Discussion in 'Sony/Minolta' started by paul_clayton, Sep 22, 2004.

  1. Hi, can anyone tell me how the Minolta Panorama adapter for 7000i works?

    Also, does film require special developing?

  2. It will black out the top and bottom part of the frame, just like APS does. The original frame size does not change, so you don't need special development. If you use print film you can achieve the same effect with the high-tech device called "scissors" applied to the prints.
  3. As above, the panorama adapter is a nice toy, but unnecessary. A decent lab will crop and print your negatives for you, if you need them to.

    As a more practical alternative to the panorama adapter, you might try a panorama head. These are small dials that can mount between the camera body and your tripod head. Some are only free-spinning, but many also feature preset detents (click stops) for different focal lengths. The benefit here is that you can combine multiple 35mm negatives or slides into one long strip of exposures -- meaning the resulting image of a chain of 35mm frames is of a much higher quality than a portion of one 35mm frame. The trick is making sure that the exposures and compositions match.

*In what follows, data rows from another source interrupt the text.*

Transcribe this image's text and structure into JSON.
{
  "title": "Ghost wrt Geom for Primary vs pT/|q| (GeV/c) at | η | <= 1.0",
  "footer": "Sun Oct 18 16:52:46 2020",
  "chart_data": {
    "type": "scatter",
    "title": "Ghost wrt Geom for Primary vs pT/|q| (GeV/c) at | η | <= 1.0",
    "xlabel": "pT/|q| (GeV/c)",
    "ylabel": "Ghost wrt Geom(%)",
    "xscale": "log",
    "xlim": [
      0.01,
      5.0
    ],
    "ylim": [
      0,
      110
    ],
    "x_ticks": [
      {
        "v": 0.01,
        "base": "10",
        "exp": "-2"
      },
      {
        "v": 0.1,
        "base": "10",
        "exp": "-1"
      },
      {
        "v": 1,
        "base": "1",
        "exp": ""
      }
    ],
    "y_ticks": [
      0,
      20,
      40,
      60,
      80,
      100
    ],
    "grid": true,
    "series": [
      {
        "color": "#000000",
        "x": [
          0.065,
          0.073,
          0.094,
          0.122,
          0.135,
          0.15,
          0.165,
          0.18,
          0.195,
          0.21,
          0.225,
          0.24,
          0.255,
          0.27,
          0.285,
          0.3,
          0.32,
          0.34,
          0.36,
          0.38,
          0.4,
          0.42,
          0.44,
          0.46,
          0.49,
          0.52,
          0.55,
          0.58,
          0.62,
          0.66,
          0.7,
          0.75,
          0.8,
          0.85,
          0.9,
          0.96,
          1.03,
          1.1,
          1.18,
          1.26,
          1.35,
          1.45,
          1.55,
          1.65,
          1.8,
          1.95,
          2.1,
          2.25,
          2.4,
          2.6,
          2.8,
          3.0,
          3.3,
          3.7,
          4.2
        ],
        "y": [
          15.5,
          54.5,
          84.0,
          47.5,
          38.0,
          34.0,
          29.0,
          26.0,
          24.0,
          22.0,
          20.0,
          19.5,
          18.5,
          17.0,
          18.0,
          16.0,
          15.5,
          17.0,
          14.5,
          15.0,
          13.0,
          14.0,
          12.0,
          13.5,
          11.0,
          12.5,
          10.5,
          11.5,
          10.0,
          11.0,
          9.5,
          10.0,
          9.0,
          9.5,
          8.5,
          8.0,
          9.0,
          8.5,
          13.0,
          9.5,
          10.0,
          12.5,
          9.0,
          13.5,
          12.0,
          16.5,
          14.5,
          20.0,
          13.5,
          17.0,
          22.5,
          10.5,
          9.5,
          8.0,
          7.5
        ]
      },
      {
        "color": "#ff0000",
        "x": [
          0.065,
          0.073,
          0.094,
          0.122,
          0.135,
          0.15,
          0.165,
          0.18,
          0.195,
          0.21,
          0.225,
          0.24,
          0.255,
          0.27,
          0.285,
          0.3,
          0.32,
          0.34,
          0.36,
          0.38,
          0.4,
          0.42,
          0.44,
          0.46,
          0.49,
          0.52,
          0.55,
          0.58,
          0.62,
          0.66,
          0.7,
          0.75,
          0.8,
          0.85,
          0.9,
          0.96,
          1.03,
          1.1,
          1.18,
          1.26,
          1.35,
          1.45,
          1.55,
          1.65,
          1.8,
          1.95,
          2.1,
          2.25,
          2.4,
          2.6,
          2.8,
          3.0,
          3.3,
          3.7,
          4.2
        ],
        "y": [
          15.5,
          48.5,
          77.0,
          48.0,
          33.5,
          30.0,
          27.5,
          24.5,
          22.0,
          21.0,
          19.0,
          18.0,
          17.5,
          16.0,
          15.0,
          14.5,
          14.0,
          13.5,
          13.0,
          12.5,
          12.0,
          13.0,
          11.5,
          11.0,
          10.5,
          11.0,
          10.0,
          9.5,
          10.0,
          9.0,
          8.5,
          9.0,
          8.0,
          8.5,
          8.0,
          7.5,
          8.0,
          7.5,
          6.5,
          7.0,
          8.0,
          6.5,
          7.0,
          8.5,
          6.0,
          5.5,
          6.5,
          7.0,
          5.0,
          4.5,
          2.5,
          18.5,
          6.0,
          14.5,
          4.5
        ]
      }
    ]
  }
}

    Minolta made one, but I couldn't find it, so I ended up getting a Nikon head -- unfortunate, because while two of the preset focal lengths are the same between the brands (35mm and 50mm), Minolta did not make a 105mm lens, and I am forced to compensate by overlap.
  4. ok, but with the Minolta panorama adapter, how is it panoramic, since it is still only the same width as normal 35mm film, if u see what i mean.
  5. Paul,

    Remember that 35mm film is not a series of individual frames, but actually a continuous roll of film, 24mm high. Your 35mm camera divides the roll into a series of 24mm x 36mm frames when you snap your pictures. The panorama adapter simply uses a wider piece of the film than 36mm for each panorama frame. (I don't happen to know what the precise width is in millimeters, but it is probably something on the order of twice a normal width, or 72mm). It then compensates for the different aspect ratio of panorama shots by blacking out part of the top and bottom of each frame, making the height of each panorama frame narrower than 24mm. (Hence the "letterbox" look.) The film can then be processed at any film lab, as long as the lab knows that the roll contains panoramic frames, just as though the film were shot in an APS camera.

    I own an 8000i, but not the adapter. But if I am not mistaken, I believe one big limitation of using the adapter on a 7000i or 8000i or another similar Maxxum is that you cannot switch from panorama to normal within a single film roll, because you have to open the back of the camera in order to install the adapter. The Maxxum models which are actual panorama model cameras allow you to throw a switch and go back and forth from panorama to normal even in the middle of a roll.

    These adapters are almost always for sale on eBay for $25 or 30. If you are interested, you might ask for more details from someone there who has one for sale.

    I hope this explanation is not too confusing. It would be much easier if I knew how to post a drawing!
  6. Thanks John.

    One final question, so if the camera lengthens the frame, then surely you would get less than 36 pictures to a 36 film?

    I have purchased one off ebay, waiting delivery. I will post some results soon.
  7. Yes, you get fewer than 36 shots. If I am right that panoramics are about twice as wide as normal shots, you would get about half as many shots on a "36 exposure" roll.

    I, too, have thought about buying the adapters on eBay - even thought about buying another cheap 7000i body to leave the adapter in all the time. May decide instead to buy one of the genuine panorama bodies (the 400si or 600si versions, for example) with the feature built in. Let us all know how you make out.
  8. What are you talking about? The panorama adapter does NOT result in a wider frame. There's no way a Minolta AF camera can expose a frame larger than 36x24. The adapter just crops the top and bottom of the frame, resulting in a wider aspect ratio, but not in a wider frame.
    If you want a wider frame on 35mm film you have to use a Hasselblad X-Pan or Horizon 202 or Noblex 135.
  9. Paul,

    Looks like the info I gave you earlier was incorrect. As I said in my previous post, I do not actually own the Maxxum panoramic adapter, but was under the impression from what I had read that it did, indeed, allow you to create a true wider-than-36mm panoramic image. (As a matter of fact, there is a Maxxum panoramic adapter for sale on eBay right now, the owner of which makes that very claim.) "After further review," however, I find I was wrong. I checked with someone far more knowledgeable than I about Maxxums, and learned that Michael is correct. The adapter simply lops off the top and bottom of a standard 24mmx36mm frame to create an approximately 13mmx36mm panoramic aspect ratio, not a wider picture. This is true not only of the adapter you want to buy for your 7000i, but is also true of the later Maxxum models which feature a panorama switch that is built right into the camera body. Frankly, I am glad to learn this before buying an adapter myself, because this strikes me as something I have no interest in spending money on. But I hope that I did not not lead you astray in buying one for yourself.